Please let us know if you agree with this resolution of your issue, by adding a
comment to the issue record and changing the Status of the issue to Closed. Or,
if you do not agree with this resolution, please add a comment explaining why.
If you wish to appeal the WG's decision to the Director, then also change the
Status of the record to Reopened. If you wish to record your dissent, but do not
wish to appeal the decision to the Director, then change the Status of the
record to Closed. If we do not hear from you in the next two weeks, we will
assume you agree with the WG decision.
Comment 3 David Carlisle 2006-01-12 10:11:08 UTC
 In addition, because the 
  sequence of characters "]]>" is always prohibited within a CDATA section, 

This should say "within XML element content" not "within a CDATA section". ]]>
is forbidden from all element content not just inside a CDATA section.

so an Xquery of
<a x="]]>" />

can't be encoded as

<xqx:xqueryx>&lt;a x="]]>" /></xqx:xqueryx>

you have to quote the > (or the ] ) as well.

David
Comment 4 Michael Kay 2006-01-12 10:31:32 UTC
It's seems to me that we're tying ourselves in knots in this section by trying
to tell people in full gory detail how to write a serializer. All we need to say is:

In the trivial embedding, the string of Unicode characters making up the text of
an XQuery query forms the string-value of a text node, which itself is the only
child of an xqx:xquery element.

Note: when such an element is serialized, special characters such as < and &
must be escaped in the usual way. For example...

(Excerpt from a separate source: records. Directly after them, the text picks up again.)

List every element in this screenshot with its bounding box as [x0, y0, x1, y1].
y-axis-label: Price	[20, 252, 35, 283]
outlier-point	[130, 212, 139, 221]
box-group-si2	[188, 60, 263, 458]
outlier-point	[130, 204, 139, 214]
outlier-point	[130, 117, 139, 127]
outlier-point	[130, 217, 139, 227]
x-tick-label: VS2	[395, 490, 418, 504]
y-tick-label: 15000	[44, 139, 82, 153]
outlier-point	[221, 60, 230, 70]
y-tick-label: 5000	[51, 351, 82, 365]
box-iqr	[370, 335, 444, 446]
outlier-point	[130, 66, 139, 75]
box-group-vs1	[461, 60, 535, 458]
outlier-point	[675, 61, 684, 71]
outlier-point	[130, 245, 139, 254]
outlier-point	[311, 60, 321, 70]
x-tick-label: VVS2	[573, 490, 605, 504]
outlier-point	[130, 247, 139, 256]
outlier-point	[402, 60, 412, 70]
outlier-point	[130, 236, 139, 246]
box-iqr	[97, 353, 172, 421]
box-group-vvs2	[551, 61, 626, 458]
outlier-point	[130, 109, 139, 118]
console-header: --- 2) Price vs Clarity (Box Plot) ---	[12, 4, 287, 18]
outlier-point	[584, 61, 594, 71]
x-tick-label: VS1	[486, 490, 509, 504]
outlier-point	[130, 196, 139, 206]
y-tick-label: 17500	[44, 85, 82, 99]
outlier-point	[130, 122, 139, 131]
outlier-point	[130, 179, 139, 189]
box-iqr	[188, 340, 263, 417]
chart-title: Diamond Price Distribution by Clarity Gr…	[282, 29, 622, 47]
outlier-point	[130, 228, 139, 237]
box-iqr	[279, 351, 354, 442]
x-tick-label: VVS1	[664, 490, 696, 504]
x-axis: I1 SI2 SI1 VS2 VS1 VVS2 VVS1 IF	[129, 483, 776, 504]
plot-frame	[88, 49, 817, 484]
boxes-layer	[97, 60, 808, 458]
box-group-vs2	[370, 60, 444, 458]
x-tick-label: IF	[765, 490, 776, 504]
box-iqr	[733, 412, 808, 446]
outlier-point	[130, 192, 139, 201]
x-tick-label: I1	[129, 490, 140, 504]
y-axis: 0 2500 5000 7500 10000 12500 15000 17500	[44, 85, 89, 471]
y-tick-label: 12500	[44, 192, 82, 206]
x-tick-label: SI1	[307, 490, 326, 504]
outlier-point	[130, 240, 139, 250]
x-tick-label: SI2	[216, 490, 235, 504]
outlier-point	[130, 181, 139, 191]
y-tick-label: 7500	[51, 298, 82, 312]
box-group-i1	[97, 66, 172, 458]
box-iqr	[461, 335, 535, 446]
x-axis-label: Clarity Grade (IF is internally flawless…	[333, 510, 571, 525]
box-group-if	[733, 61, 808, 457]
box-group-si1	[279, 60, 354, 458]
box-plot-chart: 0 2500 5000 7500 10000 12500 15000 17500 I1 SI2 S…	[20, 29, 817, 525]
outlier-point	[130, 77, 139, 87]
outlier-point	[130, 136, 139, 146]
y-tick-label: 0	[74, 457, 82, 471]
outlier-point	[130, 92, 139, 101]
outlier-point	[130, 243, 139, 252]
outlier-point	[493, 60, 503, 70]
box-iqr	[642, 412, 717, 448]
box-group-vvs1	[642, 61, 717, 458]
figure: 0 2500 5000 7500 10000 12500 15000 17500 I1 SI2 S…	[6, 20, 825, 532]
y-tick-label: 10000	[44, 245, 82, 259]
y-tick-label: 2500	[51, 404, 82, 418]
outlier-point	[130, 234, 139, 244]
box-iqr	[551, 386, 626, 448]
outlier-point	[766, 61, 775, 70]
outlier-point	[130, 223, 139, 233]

(But frankly, this section on trivial embedding isn't worth the paper it isn't
written on. We don't need a standard for how to represent a string of Unicode
characters in an XML document. If an XML spec such as XML Schema or XSLT decides
it wants to embed XQuery, it will probably do it in a different way anyway.)
Comment 5 Jim Melton 2006-05-12 21:24:22 UTC
I just noticed that this comment has languished unCLOSED for some time.  I have accepted the correction provided in comment #3 (http://www.w3.org/Bugs/Public/show_bug.cgi?id=2611#c3) and made the requisite changes editorially. 

I have NOT, however, done anything with respect to comment #4 (http://www.w3.org/Bugs/Public/show_bug.cgi?id=2611#c4) and have no plans to do so unless directed by the XML Query WG to do so.  (Apologies, Mike!)

May we now mark this bug as CLOSED?
Comment 6 David Carlisle 2006-06-13 12:19:43 UTC
Closing this (although I agree with comment #4, that the trival embedding feature should be dropped.)